Energy is also an important topic in chemistry, so now that atoms and molecules, chemical reactions, and stoichiometry have been introduced, I include energy as a quantitative property. With this, the basic topics of chemistry are introduced; the remaining chapters discuss either more applied topics or topics less crucial to their survey of knowledge even if they are fundamental to our understanding: electronic structure, bonding, phases, solutions, acids and bases, chemical equilibrium, oxidation and reduction, and nuclear chemistry. I finish the text with a quick introduction to organic chemistry, if only to whet the appetites of those who thirst to know more.
Throughout each chapter, I present two features that reinforce the theme of the textbook—that chemistry is all around you. The first is a feature titled, appropriately, “Chemistry Is Everywhere.” These features examine a topic of the chapter and demonstrate how this topic shows up in everyday life. In Chapter 1 "What Is Chemistry?", “Chemistry Is Everywhere” focuses on the personal hygiene products that you may use every morning: toothpaste, soap, and shampoo, among others. These products are chemicals, aren’t they? Ever wonder about the chemical reactions that they undergo to give you clean and healthy teeth or shiny hair? I will explore some of these chemical reactions in future chapters. But this feature makes it clear that chemistry is, indeed, everywhere.
The other feature focuses on chemistry that you likely indulge in every day: eating and drinking. In the “Food and Drink App,” I discuss how the chemistry of the chapter applies to things that you eat and drink every day. Carbonated beverages depend on the behavior of gases, foods contain acids and bases, and we actually eat certain rocks. (Can you guess which rocks without looking ahead?) Cooking, eating, drinking, and metabolism—we are involved with all these chemical processes all the time. These two features allow us to see the things we interact with every day in a new light—as chemistry.
Each section starts with one or more Learning Objectives, which are the main points of the section. Key Takeaways, which review the main points, end each section. Each chapter is full of examples to illustrate the key points, and each example is followed by a similar Test Yourself exercise to see if a student understands the concept. Each section ends with its own set of paired exercises to practice the material from that section, and each chapter ends with Additional Exercises that are more challenging or require multiple steps or skills to answer.

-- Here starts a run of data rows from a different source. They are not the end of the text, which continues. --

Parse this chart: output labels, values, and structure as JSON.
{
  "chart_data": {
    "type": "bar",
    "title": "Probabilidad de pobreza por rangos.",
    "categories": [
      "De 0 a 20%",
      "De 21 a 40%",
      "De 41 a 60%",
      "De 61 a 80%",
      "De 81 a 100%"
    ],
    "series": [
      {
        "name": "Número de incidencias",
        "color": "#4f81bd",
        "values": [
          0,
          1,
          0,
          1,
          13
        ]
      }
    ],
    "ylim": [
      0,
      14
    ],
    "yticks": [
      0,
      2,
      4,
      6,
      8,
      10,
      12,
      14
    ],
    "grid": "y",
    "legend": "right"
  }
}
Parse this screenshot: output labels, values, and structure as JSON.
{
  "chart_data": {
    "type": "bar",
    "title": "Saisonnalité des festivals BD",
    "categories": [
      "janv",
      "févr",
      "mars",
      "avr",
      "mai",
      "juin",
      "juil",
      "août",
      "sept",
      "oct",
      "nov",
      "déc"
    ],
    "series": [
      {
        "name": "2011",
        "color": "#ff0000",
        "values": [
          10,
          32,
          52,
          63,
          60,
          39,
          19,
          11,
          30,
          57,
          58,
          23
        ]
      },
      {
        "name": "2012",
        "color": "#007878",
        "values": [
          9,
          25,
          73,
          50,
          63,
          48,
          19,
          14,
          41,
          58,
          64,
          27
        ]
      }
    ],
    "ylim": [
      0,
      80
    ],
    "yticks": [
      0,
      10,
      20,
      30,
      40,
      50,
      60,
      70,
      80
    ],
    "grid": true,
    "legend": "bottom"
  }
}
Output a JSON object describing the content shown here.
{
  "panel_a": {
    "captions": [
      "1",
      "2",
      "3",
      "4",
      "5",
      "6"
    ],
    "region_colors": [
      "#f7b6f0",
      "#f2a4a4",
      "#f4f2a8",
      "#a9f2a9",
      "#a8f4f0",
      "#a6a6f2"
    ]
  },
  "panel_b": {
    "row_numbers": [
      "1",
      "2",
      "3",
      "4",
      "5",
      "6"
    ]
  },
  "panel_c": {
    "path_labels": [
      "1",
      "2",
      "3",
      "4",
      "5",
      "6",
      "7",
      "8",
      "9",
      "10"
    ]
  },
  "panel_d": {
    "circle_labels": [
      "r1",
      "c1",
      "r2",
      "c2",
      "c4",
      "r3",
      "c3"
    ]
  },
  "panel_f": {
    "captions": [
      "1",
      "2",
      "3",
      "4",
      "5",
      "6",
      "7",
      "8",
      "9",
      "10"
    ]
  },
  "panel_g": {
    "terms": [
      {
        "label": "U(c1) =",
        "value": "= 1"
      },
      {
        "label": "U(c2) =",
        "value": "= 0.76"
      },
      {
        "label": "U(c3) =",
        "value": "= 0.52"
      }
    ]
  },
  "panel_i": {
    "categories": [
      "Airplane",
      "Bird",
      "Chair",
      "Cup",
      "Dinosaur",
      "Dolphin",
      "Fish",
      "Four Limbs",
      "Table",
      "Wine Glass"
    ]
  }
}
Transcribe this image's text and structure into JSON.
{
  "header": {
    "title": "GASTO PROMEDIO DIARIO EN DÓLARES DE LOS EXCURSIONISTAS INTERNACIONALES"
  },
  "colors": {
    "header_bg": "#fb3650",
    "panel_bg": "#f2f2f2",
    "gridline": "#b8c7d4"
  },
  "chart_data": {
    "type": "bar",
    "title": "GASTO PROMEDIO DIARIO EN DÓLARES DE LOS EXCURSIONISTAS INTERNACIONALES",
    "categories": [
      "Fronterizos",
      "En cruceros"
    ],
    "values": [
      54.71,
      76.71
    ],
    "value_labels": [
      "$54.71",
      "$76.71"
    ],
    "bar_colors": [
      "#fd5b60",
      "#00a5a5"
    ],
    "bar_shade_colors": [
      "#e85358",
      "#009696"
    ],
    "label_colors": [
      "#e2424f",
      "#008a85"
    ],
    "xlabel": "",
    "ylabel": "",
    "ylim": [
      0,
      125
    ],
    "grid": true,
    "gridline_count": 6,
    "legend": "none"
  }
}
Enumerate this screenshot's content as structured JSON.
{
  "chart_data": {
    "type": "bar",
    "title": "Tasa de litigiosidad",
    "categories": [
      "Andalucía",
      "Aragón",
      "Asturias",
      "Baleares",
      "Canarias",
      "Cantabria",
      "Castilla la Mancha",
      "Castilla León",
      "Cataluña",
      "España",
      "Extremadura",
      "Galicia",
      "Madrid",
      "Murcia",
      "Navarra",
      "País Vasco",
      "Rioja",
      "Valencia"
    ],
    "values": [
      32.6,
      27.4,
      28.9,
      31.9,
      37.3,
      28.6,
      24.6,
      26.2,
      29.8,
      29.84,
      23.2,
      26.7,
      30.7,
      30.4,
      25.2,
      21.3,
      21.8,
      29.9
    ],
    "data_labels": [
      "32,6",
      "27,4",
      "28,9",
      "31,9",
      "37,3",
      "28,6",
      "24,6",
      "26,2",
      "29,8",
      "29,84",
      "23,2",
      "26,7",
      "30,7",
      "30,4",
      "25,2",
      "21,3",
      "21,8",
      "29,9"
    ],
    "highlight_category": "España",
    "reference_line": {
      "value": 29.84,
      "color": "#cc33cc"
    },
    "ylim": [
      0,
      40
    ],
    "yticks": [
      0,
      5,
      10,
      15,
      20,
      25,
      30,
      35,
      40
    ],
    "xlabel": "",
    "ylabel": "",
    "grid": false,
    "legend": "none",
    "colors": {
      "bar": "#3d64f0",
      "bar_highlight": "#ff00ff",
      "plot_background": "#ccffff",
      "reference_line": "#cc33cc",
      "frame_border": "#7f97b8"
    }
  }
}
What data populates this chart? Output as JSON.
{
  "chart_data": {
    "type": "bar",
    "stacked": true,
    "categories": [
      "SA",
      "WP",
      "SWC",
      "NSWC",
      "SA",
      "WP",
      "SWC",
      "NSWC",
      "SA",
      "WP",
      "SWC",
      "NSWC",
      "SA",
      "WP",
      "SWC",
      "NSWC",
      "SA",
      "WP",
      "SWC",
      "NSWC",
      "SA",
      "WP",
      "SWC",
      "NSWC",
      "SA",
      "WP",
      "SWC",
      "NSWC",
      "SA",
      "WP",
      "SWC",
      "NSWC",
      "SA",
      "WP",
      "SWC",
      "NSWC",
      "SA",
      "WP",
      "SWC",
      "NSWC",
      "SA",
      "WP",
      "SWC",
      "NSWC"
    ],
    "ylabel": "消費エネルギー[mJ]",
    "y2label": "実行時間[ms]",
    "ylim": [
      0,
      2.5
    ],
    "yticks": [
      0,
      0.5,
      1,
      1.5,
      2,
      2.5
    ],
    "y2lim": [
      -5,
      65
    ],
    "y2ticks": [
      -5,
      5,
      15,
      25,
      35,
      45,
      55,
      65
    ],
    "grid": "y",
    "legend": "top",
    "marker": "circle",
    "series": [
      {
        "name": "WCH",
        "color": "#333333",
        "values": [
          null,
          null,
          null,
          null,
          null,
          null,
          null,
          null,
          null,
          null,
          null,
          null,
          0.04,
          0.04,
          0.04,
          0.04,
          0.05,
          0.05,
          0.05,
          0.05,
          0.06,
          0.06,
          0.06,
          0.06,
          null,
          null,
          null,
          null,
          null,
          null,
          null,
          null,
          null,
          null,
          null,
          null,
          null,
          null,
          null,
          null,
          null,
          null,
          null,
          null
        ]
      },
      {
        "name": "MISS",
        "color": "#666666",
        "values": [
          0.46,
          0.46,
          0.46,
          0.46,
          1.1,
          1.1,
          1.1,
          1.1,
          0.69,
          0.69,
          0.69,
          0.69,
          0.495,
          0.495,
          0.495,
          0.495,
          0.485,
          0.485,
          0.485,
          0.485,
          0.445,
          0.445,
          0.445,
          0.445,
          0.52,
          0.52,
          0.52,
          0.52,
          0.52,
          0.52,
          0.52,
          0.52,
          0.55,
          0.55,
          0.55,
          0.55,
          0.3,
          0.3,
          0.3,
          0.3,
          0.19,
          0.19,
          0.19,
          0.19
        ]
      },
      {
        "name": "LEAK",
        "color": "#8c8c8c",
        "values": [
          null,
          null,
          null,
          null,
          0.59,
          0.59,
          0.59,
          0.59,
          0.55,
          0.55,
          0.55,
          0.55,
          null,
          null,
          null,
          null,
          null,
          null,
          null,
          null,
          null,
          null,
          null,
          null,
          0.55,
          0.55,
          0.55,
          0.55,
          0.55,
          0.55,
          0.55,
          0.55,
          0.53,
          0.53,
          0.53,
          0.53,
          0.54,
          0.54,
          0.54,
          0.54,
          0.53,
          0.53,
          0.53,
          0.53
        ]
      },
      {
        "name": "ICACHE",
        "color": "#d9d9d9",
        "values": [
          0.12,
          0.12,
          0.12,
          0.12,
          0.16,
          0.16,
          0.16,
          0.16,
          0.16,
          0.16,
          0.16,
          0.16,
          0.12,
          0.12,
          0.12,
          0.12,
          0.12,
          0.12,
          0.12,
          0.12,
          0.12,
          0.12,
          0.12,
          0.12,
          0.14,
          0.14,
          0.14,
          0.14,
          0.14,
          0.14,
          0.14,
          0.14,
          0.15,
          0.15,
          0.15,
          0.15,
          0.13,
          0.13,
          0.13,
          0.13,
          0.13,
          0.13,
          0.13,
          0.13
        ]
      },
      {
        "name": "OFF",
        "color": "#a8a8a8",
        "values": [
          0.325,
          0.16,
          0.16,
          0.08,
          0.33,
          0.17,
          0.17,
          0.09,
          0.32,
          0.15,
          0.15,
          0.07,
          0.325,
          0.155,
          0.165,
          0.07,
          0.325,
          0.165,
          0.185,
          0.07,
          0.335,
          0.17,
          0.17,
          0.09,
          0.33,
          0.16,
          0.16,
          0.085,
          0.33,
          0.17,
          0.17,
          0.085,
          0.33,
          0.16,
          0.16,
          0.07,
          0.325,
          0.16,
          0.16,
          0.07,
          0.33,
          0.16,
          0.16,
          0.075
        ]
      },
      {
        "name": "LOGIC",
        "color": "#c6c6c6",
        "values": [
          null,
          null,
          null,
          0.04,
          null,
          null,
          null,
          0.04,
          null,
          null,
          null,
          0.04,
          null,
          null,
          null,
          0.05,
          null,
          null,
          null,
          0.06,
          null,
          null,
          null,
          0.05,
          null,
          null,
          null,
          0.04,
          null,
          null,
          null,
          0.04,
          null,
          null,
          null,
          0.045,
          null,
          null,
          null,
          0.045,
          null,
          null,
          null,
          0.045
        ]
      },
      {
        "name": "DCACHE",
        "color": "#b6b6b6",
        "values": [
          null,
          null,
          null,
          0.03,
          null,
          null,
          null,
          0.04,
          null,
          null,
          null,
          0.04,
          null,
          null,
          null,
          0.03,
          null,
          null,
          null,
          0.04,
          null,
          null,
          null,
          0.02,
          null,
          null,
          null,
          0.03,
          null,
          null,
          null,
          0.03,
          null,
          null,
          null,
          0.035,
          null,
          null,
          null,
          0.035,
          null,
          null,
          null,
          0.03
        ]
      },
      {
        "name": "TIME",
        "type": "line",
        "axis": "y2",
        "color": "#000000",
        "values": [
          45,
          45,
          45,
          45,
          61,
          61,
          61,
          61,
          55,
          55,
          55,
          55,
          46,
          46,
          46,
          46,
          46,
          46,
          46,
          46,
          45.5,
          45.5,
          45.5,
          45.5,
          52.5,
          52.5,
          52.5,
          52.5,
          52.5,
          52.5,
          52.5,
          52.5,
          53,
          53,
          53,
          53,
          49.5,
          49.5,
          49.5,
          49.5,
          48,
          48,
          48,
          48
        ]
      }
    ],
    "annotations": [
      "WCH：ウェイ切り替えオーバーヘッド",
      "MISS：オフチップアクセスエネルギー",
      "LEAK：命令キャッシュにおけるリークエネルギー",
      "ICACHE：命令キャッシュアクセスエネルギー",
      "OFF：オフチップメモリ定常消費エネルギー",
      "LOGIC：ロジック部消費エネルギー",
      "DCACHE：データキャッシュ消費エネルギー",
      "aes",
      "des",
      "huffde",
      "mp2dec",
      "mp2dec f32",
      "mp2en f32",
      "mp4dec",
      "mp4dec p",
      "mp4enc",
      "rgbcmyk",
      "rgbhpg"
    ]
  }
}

The mathematical problems in this text have been treated in one of two ways: either as a conversion-factor problem or as a formula problem. It is generally recognized that consistency in problem solving is a positive pedagogical tool. Students and instructors may have different ways to work problems mathematically, and if it is mathematically consistent, the same answer will result. However, I have found it better to approach mathematical exercises in a consistent fashion, without (horrors!) cutesy shortcuts. Such shortcuts may be useful for one type of problem, but if students do not do a problem correctly, they are clueless as to why they went wrong. Having two basic mathematical approaches (converting and formulas) allows the text to focus on the logic of the approach, not the tricks of a shortcut.
Inundations of unnecessary data, such as the densities of materials, are minimized for two reasons. First, they contribute nothing to understanding the concepts. Second, as an introductory textbook, this book focuses on the concepts and does not serve as a reference of data. There are other well-known sources of endless data should students need them.
Good luck, and good chemistry, to you all!